Transcription is the process by which the genetic information encoded in DNA is copied into a complementary RNA sequence by RNA polymerase.  There are 3 stages of transcription ( Figure 9):

  1. Initiation.
  2. Elongation.
  3. Termination.
Initiation

Most DNA is noncoding (introns); therefore, boundaries exist that define where coding regions (exons) begin and end.  These boundaries are marked by nucleotide sequences called promoters and terminators.

Transcription initiation requires the recognition of promoter sequences ( Figure 10):

  • TATA box:  Located approximately 25 bases upstream of the transcription start site.
  • CAAT box:  Located approximately 75 bases upstream of the transcription start site.

RNA polymerase II binds the promoter with the help of general transcription factors to form the transcription initiation complex ( Figure 11).  Activator proteins can bind enhancer sequences and interact with the transcription complex to enhance transcription ( Figure 12).

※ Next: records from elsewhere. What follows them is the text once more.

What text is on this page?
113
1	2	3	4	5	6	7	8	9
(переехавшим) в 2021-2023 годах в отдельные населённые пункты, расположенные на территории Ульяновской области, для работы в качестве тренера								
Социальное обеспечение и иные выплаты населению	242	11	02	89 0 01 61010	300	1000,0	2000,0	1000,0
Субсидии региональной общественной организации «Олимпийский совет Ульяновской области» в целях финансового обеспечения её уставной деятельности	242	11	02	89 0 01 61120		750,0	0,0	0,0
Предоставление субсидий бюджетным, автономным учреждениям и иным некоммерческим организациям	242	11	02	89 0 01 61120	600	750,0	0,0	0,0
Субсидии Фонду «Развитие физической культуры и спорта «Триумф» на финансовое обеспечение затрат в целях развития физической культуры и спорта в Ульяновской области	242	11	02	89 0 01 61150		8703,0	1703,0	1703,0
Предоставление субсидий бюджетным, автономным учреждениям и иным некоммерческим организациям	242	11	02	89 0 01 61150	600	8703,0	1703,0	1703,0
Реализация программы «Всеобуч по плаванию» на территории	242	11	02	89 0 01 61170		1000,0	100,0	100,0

Transcription is similar to DNA replication in that RNA polymerase II assembles nucleotides in the 5′ → 3′ direction; however, unlike the DNA polymerases used in DNA replication, RNA polymerase does not need an RNA primer to begin assembling nucleotides.

Elongation

When the transcription machinery is assembled at the promoter, RNA polymerase II unwinds the DNA helix and transcription begins at the transcription start site ( Figure 13).  One DNA strand is known as the coding (sense) strand (5′ → 3′), and the other is the noncoding/template (antisense) strand (3′ → 5′).  Only the noncoding/template (antisense) strand of DNA is transcribed into RNA.

Termination

Termination occurs when the RNA polymerase encounters a polyadenylation signal sequence (5′-AAUAAA-3′) in the RNA transcript, leading to cleavage of the nascent transcript and release from the polymerase.

RNA processing

In prokaryotes, the messenger RNA (mRNA) transcript that detaches from the DNA is available for translation to protein with no further modification.  In contrast, eukaryotic primary transcripts (heterogeneous nuclear RNA [hnRNA]) must undergo the following modifications before translation:

  • 5′ capping:  Capping involves the addition of 7-methylguanosine (m⁷G) via a 5′-5′ triphosphate linkage to protect RNA from degradation and facilitate ribosome binding during translation (detailed below).
  • Polyadenylation:  A poly(A) tail is added to the 3′ end downstream of the polyadenylation signal by poly-A polymerase to stabilize mRNA and assist nuclear export.
  • Splicing:  The majority of DNA in eukaryotes is noncoding, and DNA sequences that code for a particular protein (exons) may be interrupted by noncoding regions (introns).  Splicing involves the removal of noncoding introns and the joining of coding exons.  It is carried out by the spliceosome, a complex composed of small nuclear ribonucleoproteins (snRNPs) and small nuclear RNA (snRNA) ( Figure 14).  The spliceosome recognizes splice donor sites (5′ end of introns) and splice acceptor sites (3′ end of introns).  With alternative splicing, exons and introns can be removed in a differential manner.  Therefore, multiple distinct mRNA transcripts and protein isoforms can be generated from a single gene ( Figure 15).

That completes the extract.